Tendo como pano de fundo a evolução da indústria farmacêutica através de seus representantes de venda, "Amor e outras drogas" começa em 1996, quando o jovem e sedutor Jamie Randall (Gyllenhaal, extremamente à vontade em um papel diferente dos que está acostumado a interpretar) passa a vender remédios para uma grande empresa de medicamentos, tentando convencer médicos a receitar seus produtos. Utilizando de seu grande poder de sedução, ele conquista e descarta as mulheres com a mesma facilidade, até que conhece a bela Maggie Murdock (Hathaway, linda e cada vez melhor atriz). Os dois iniciam uma relação sem compromisso algum, baseada unicamente em sexo caloroso, porque ela também não é chegada a vínculos afetivos, ainda que por uma razão bastante diversa: diagnosticada com o Mal de Parkinson, ela receia depender de outras pessoas ou apaixonar-se. Como ninguém manda no coração, os dois caem de amores um pelo outro e precisam lidar com a ameaça da doença.

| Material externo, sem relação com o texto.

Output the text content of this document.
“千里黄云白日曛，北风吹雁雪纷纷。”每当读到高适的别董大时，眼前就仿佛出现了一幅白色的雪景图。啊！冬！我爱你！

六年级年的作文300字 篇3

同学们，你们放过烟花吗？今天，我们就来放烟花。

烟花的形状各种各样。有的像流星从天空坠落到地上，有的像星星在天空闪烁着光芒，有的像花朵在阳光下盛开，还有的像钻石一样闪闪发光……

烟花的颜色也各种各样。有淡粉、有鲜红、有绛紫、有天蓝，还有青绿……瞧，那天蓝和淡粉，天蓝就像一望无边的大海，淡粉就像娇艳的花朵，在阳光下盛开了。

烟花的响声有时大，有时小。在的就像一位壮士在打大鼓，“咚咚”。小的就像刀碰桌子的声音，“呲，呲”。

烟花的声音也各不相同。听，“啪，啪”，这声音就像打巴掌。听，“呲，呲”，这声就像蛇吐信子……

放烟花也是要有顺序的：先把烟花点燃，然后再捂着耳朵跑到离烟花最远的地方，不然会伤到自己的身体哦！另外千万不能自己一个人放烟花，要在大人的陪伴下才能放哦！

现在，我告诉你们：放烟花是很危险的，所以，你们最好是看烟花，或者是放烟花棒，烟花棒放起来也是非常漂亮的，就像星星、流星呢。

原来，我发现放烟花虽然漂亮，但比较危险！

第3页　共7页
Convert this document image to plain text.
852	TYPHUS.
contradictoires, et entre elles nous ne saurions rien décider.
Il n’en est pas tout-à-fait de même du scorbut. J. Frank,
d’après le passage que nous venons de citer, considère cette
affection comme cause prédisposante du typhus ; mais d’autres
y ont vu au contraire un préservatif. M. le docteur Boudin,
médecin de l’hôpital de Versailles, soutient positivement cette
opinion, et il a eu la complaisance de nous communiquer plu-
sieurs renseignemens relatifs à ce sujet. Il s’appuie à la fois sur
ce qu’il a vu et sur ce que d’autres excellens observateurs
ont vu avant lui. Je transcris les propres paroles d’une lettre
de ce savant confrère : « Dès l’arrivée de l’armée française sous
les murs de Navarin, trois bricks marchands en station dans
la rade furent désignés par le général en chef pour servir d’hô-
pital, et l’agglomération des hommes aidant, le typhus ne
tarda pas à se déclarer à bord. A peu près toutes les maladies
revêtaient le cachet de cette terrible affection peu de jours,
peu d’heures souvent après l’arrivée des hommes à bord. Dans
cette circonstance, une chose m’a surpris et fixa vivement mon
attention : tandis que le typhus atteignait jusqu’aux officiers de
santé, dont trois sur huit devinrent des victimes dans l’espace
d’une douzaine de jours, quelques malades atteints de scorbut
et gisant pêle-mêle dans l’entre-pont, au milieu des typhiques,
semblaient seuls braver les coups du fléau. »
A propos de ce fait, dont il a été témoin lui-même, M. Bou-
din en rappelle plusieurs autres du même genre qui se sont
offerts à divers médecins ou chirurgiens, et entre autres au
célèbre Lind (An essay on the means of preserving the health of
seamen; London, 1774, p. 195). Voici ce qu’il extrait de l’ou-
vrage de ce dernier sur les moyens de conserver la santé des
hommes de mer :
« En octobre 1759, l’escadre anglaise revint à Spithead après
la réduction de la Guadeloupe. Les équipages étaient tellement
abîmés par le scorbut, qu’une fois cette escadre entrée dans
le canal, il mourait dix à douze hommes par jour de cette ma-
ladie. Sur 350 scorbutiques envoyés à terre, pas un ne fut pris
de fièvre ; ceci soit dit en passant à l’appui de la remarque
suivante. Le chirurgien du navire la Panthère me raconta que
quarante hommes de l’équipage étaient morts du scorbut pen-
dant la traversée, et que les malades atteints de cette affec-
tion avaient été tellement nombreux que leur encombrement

Edward Zwick consegue, em "Amor e outras drogas" equilibrar cenas muito divertidas - cortesia de Josh Gad na pele do irmão nerd de Jamie - com outras de partir o coração (e nessas Anne Hathaway demonstra o quão boa ela ainda pode vir a ser). Mas são as cenas quentes entre os dois protagonistas que mais chamam a atenção: desinibidos, Jake e Anne protagonizam algumas das sequências mais excitantes do cinema americano dos últimos anos, ainda que jamais ultrapassem os limites do bom gosto. Tendo plena consciência de que não estava dirigindo um filme erótico, Zwick utiliza tais momentos para deixar claro o que move as personagens em seus primeiros encontros - e quando eles passam a um nível mais emocionalmente intenso de seu relacionamento o próprio filme parece também amadurecer. O belo roteiro não apressa ou forja situações desnecessárias, se deixando levar pelo talento e pelo carisma de seus atores centrais.

Quem gosta de comédias românticas ou aprecia dramas amorosos não pode perder "Amor e outras drogas". É um belo exemplo de cinema moderno sem ser "modernoso" e romântico sem ser "meloso". Uma pequena pérola a ser descoberta e cultuada.